A partire da queste premesse, Luisa Longobucco ha chiesto alle ospiti di creare un lessico comune, per poter essere più comprensibili al pubblico, cercando di chiarire con loro cosa si intende per consenso e il concetto di cura, di relazioni di cura e di lavoro di cura.

La prima a rispondere è stata Jennifer Guerra, affermando che molto spesso si tende a separare nell’immaginario comune l’amore dalla politica, quando il punto in comune tra queste è in realtà la cura. Sia la politica che l’amore hanno come obiettivo il prendersi cura di chi è diverso da noi. Infatti, abbiamo degli esempi in cui la politica si è occupata solo dei suoi simili, creando una spaccatura in quanto non prende in considerazione i desideri di tutti. La politica e l’amore individuano l’integrità del riconoscimento dell’altra persona, nutrendosi delle divergenze e comprendendo che ci si può prendere cura anche da chi ha bisogni diversi dai nostri.

Valentina Mira invece ha approfondito la tematica del consenso, affermando che questo sia ancora un dibattito aperto. L’ordinamento italiano usa il consenso implicito dove bisogna dire per forza di no per far sì che si neghi il consenso. La campagna di Amnesty International vorrebbe cambiare la politica del consenso, prendendo esempio dalla Spagna, dove solo “Si vuol dire Si” per avere un rapporto. Inoltre, ha affermato che la questione diventa problematica se si pensa che sia stupro solo se c’è stata una negazione del consenso prima del rapporto, in quanto il consenso può essere implicito o esplicito. La cura, invece, deriva dal latino e significa “preoccuparsi”, ossia qualcosa che viene prima dell’occuparsi. Il 75% del lavoro di cura grava sulle spalle delle donne. Esso è il lavoro non retribuito emotivo e materiale, del prendersi cura ed è un pezzo di welfare che viene privatizzato. Ma in senso positivo, una forma di cura può essere la collettività, come ad esempio andare a picchiare lo stupratore che aveva violentato una compagna come succedeva negli anni ’70.

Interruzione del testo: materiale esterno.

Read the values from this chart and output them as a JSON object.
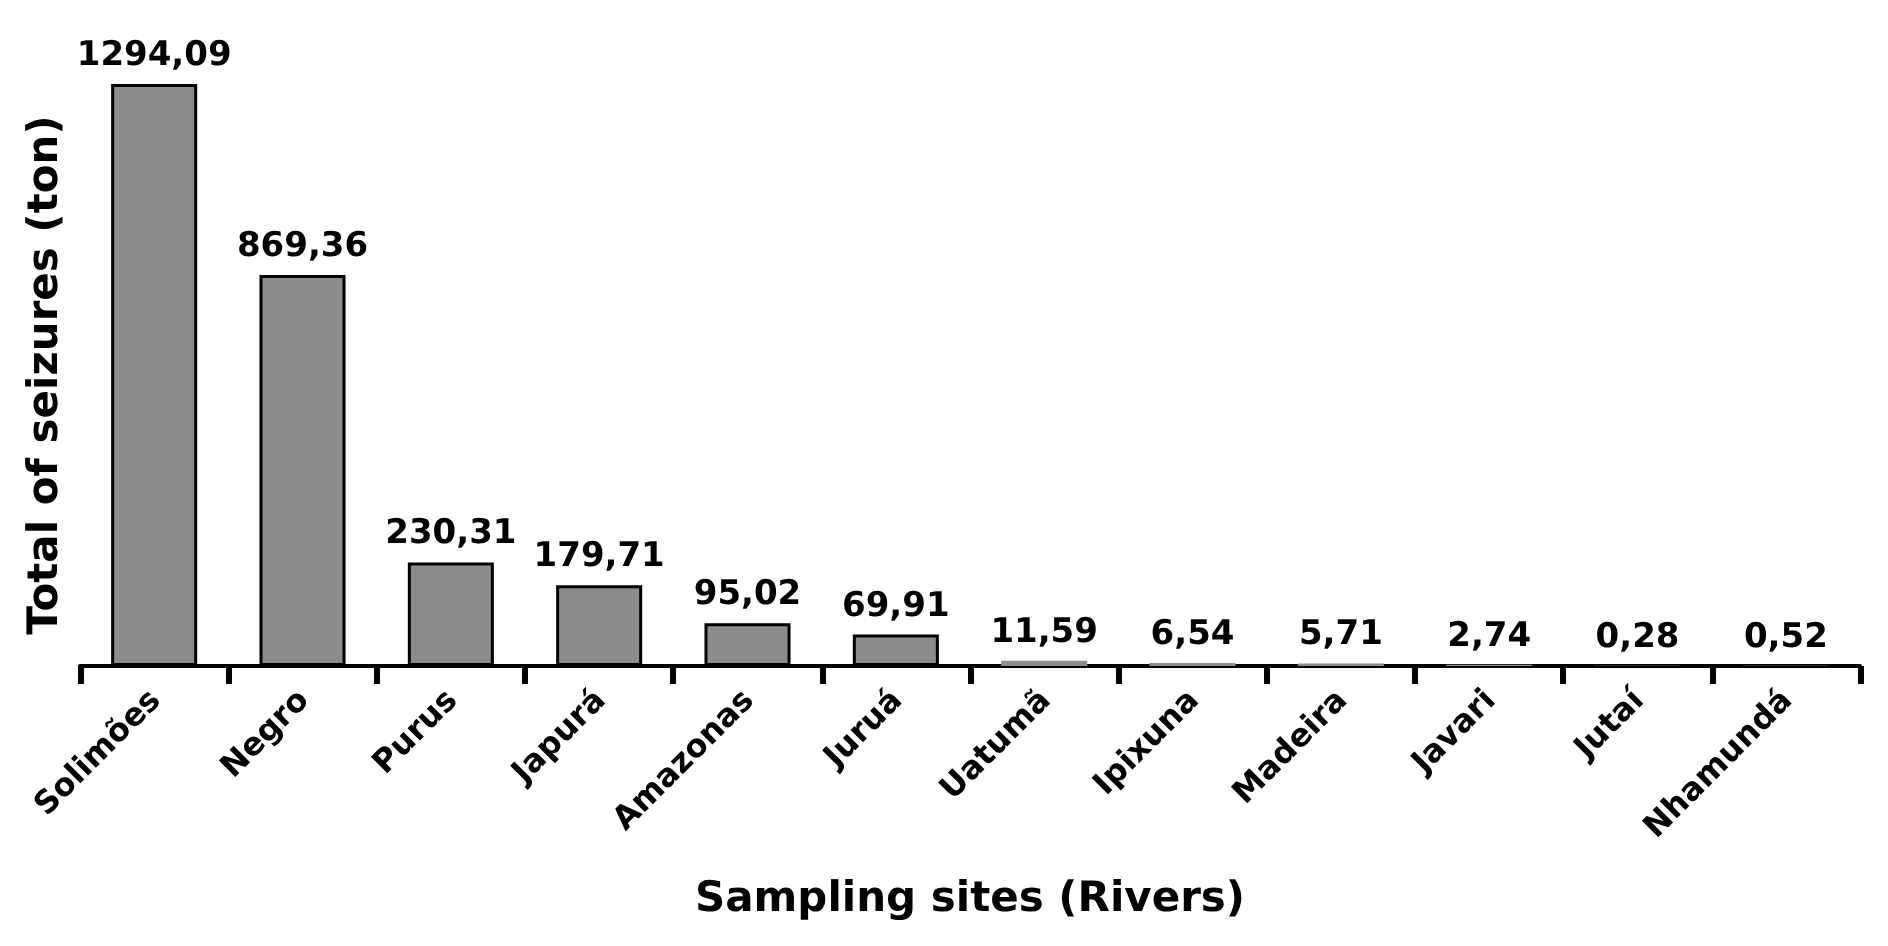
{
  "chart_data": {
    "type": "bar",
    "xlabel": "Sampling sites (Rivers)",
    "ylabel": "Total of seizures (ton)",
    "categories": [
      "Solimões",
      "Negro",
      "Purus",
      "Japurá",
      "Amazonas",
      "Juruá",
      "Uatumã",
      "Ipixuna",
      "Madeira",
      "Javari",
      "Jutaí",
      "Nhamundá"
    ],
    "values": [
      1294.09,
      869.36,
      230.31,
      179.71,
      95.02,
      69.91,
      11.59,
      6.54,
      5.71,
      2.74,
      0.28,
      0.52
    ],
    "value_labels": [
      "1294,09",
      "869,36",
      "230,31",
      "179,71",
      "95,02",
      "69,91",
      "11,59",
      "6,54",
      "5,71",
      "2,74",
      "0,28",
      "0,52"
    ],
    "color": "#8c8c8c",
    "grid": false
  }
}
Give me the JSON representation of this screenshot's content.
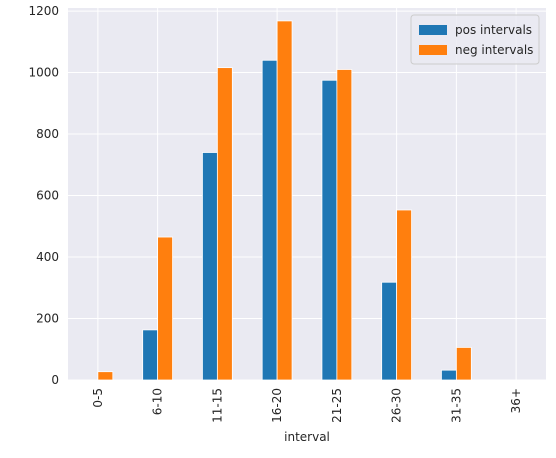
{
  "chart_data": {
    "type": "bar",
    "categories": [
      "0-5",
      "6-10",
      "11-15",
      "16-20",
      "21-25",
      "26-30",
      "31-35",
      "36+"
    ],
    "series": [
      {
        "name": "pos intervals",
        "values": [
          0,
          163,
          740,
          1040,
          975,
          318,
          32,
          0
        ],
        "color": "#1f77b4"
      },
      {
        "name": "neg intervals",
        "values": [
          27,
          465,
          1016,
          1168,
          1010,
          553,
          106,
          0
        ],
        "color": "#ff7f0e"
      }
    ],
    "title": "",
    "xlabel": "interval",
    "ylabel": "",
    "ylim": [
      0,
      1210
    ],
    "yticks": [
      0,
      200,
      400,
      600,
      800,
      1000,
      1200
    ],
    "grid": true,
    "legend": "top-right",
    "background": "#eaeaf2",
    "grid_color": "#ffffff"
  }
}
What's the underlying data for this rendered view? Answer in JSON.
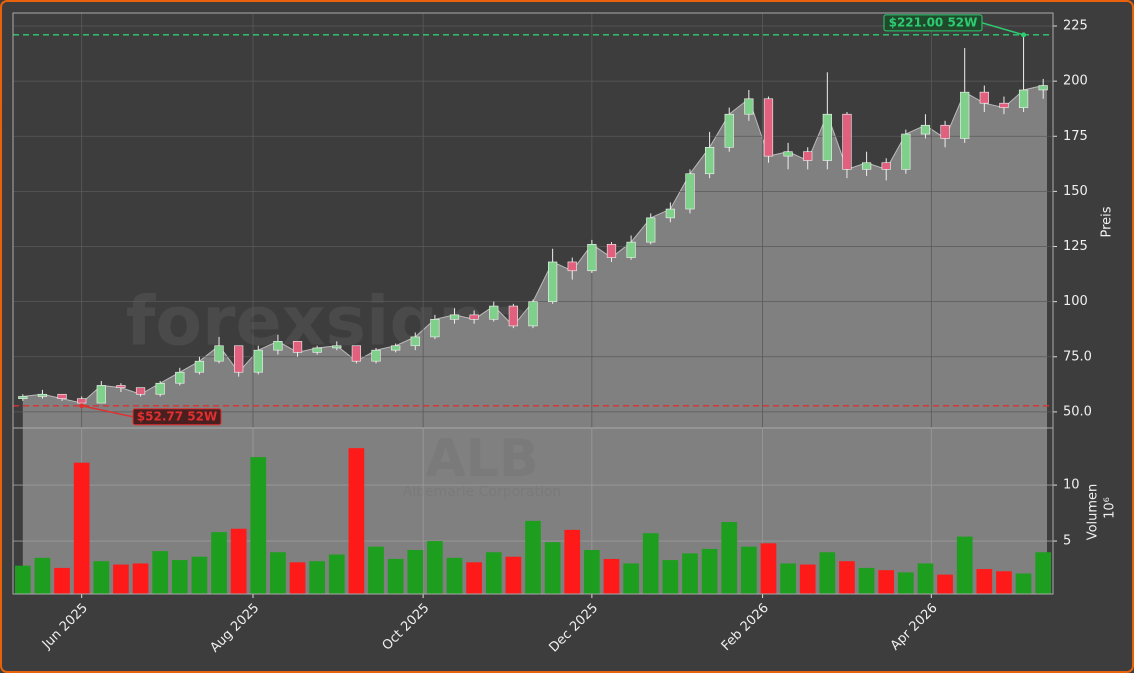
{
  "chart_data": {
    "type": "candlestick",
    "watermark": "forexsignale.trade",
    "ticker": "ALB",
    "company": "Albemarle Corporation",
    "categories": [
      null,
      null,
      null,
      null,
      null,
      null,
      null,
      null,
      null,
      null,
      null,
      null,
      null,
      null,
      null,
      null,
      null,
      null,
      null,
      null,
      null,
      null,
      null,
      null,
      null,
      null,
      null,
      null,
      null,
      null,
      null,
      null,
      null,
      null,
      null,
      null,
      null,
      null,
      null,
      null,
      null,
      null,
      null,
      null,
      null,
      null,
      null,
      null,
      null,
      null,
      null,
      null,
      null
    ],
    "open": [
      56,
      57,
      58,
      56,
      54,
      62,
      61,
      58,
      63,
      68,
      73,
      80,
      68,
      78,
      82,
      77,
      79,
      80,
      73,
      78,
      80,
      84,
      92,
      94,
      92,
      98,
      89,
      100,
      118,
      114,
      126,
      120,
      127,
      138,
      142,
      158,
      170,
      185,
      192,
      166,
      168,
      164,
      185,
      160,
      163,
      160,
      176,
      180,
      174,
      195,
      190,
      188,
      196
    ],
    "high": [
      58,
      60,
      58,
      57,
      64,
      63,
      61,
      64,
      70,
      75,
      84,
      80,
      80,
      85,
      82,
      80,
      82,
      80,
      79,
      81,
      86,
      94,
      97,
      96,
      100,
      99,
      101,
      124,
      120,
      128,
      127,
      130,
      140,
      145,
      160,
      177,
      188,
      196,
      193,
      172,
      170,
      204,
      186,
      168,
      165,
      178,
      185,
      182,
      215,
      198,
      193,
      221,
      201
    ],
    "low": [
      55,
      56,
      55,
      52.77,
      54,
      59,
      57,
      57,
      62,
      67,
      72,
      66,
      67,
      76,
      75,
      76,
      78,
      72,
      72,
      77,
      78,
      83,
      90,
      90,
      91,
      88,
      88,
      99,
      110,
      113,
      118,
      119,
      126,
      136,
      140,
      156,
      168,
      182,
      163,
      160,
      160,
      160,
      156,
      157,
      155,
      158,
      174,
      170,
      172,
      186,
      185,
      186,
      192
    ],
    "close": [
      57,
      58,
      56,
      54,
      62,
      61,
      58,
      63,
      68,
      73,
      80,
      68,
      78,
      82,
      77,
      79,
      80,
      73,
      78,
      80,
      84,
      92,
      94,
      92,
      98,
      89,
      100,
      118,
      114,
      126,
      120,
      127,
      138,
      142,
      158,
      170,
      185,
      192,
      166,
      168,
      164,
      185,
      160,
      163,
      160,
      176,
      180,
      174,
      195,
      190,
      188,
      196,
      198
    ],
    "volume": [
      2.8,
      3.5,
      2.6,
      12.0,
      3.2,
      2.9,
      3.0,
      4.1,
      3.3,
      3.6,
      5.8,
      6.1,
      12.5,
      4.0,
      3.1,
      3.2,
      3.8,
      13.3,
      4.5,
      3.4,
      4.2,
      5.0,
      3.5,
      3.1,
      4.0,
      3.6,
      6.8,
      4.9,
      6.0,
      4.2,
      3.4,
      3.0,
      5.7,
      3.3,
      3.9,
      4.3,
      6.7,
      4.5,
      4.8,
      3.0,
      2.9,
      4.0,
      3.2,
      2.6,
      2.4,
      2.2,
      3.0,
      2.0,
      5.4,
      2.5,
      2.3,
      2.1,
      4.0
    ],
    "up_color": "#1e9e1e",
    "down_color": "#ff1a1a",
    "candle_up_color": "#7fd08a",
    "candle_down_color": "#e0607e",
    "area_color": "#808080",
    "xlim": [
      -0.5,
      52.5
    ],
    "xticks": [
      {
        "value": 3.0,
        "label": "Jun 2025"
      },
      {
        "value": 11.73,
        "label": "Aug 2025"
      },
      {
        "value": 20.4,
        "label": "Oct 2025"
      },
      {
        "value": 29.0,
        "label": "Dec 2025"
      },
      {
        "value": 37.7,
        "label": "Feb 2026"
      },
      {
        "value": 46.3,
        "label": "Apr 2026"
      }
    ],
    "ylim": [
      42.7,
      230.9
    ],
    "yticks": [
      {
        "value": 50,
        "label": "50.0"
      },
      {
        "value": 75,
        "label": "75.0"
      },
      100,
      125,
      150,
      175,
      200,
      225
    ],
    "y_label": "Preis",
    "volume_ylim": [
      0.27,
      15.1
    ],
    "volume_yticks": [
      5,
      10
    ],
    "volume_label": "Volumen",
    "volume_scale": "10⁶",
    "grid": true,
    "annotations": [
      {
        "value": 221.0,
        "index": 51,
        "label": "$221.00 52W",
        "color": "#2ecc71"
      },
      {
        "value": 52.77,
        "index": 3,
        "label": "$52.77 52W",
        "color": "#e03030"
      }
    ]
  }
}
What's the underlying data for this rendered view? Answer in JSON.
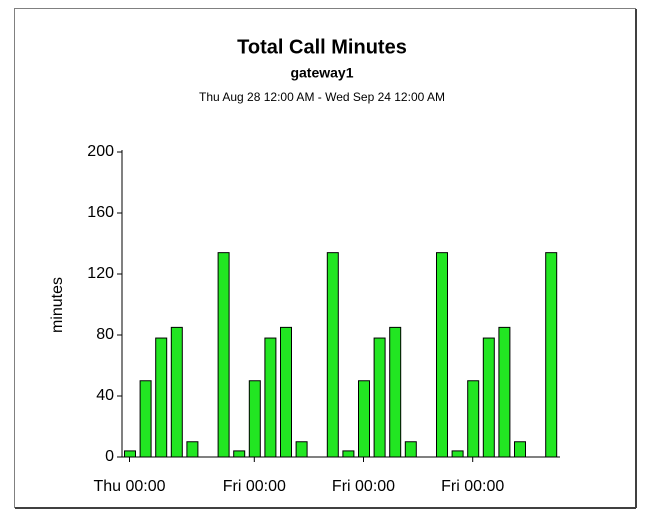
{
  "chart_data": {
    "type": "bar",
    "title": "Total Call Minutes",
    "subtitle": "gateway1",
    "date_range": "Thu Aug 28 12:00 AM - Wed Sep 24 12:00 AM",
    "y_label": "minutes",
    "categories": [
      "Thu 00:00",
      null,
      null,
      null,
      null,
      null,
      null,
      null,
      "Fri 00:00",
      null,
      null,
      null,
      null,
      null,
      null,
      "Fri 00:00",
      null,
      null,
      null,
      null,
      null,
      null,
      "Fri 00:00",
      null,
      null,
      null,
      null,
      null
    ],
    "values": [
      4,
      50,
      78,
      85,
      10,
      0,
      134,
      4,
      50,
      78,
      85,
      10,
      0,
      134,
      4,
      50,
      78,
      85,
      10,
      0,
      134,
      4,
      50,
      78,
      85,
      10,
      0,
      134
    ],
    "color": "#22e622",
    "ylim": [
      0,
      200
    ],
    "yticks": [
      0,
      40,
      80,
      120,
      160,
      200
    ],
    "grid": false
  }
}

Stella Salis si è ricollegata al lavoro di cura femminilizzato e non retribuito, che va a gravare sempre sulle stesse persone e da qui ha chiesto a Jennifer Guerra da dove nasce il timore dell’instabilità e vulnerabilità per quanto riguarda il cambiamento di una società eteronormata con lo stereotipo della famiglia borghese e monogama.

La giornalista e scrittrice afferma che in questo momento viviamo in un periodo di grande confusione perché continuiamo ad affidarci alla famiglia tradizionale come unico modello fattibile, in quanto siamo tutti e tutte cresciuti e cresciute con questo tipo di esempio. Anche chi ripudia questo modello, si ritrova a fare confronti con esso. Quindi c’è un problema dal punto di vista di immaginario romantico. Grazie all’emancipazione femminile, le donne hanno cominciato a mettere in discussione il modello familiare dove l’uomo è il breadwinner, in quanto al giorno d’oggi è impossibile che ci sia solo un reddito e dunque ci troviamo di fronte a due breadwinner. Ma per quanto riguarda il lavoro di cura, le politiche di welfare in Italia non stanno provvedendo a questa ridistribuzione di responsabilità all’interno delle famiglie. Lo spostarsi dall’eteronormatività porta un prezzo da pagare, ossia l’esporsi ad un giudizio sociale e di come questo ci freni dal compiere scelte che esaudiscano i nostri desideri.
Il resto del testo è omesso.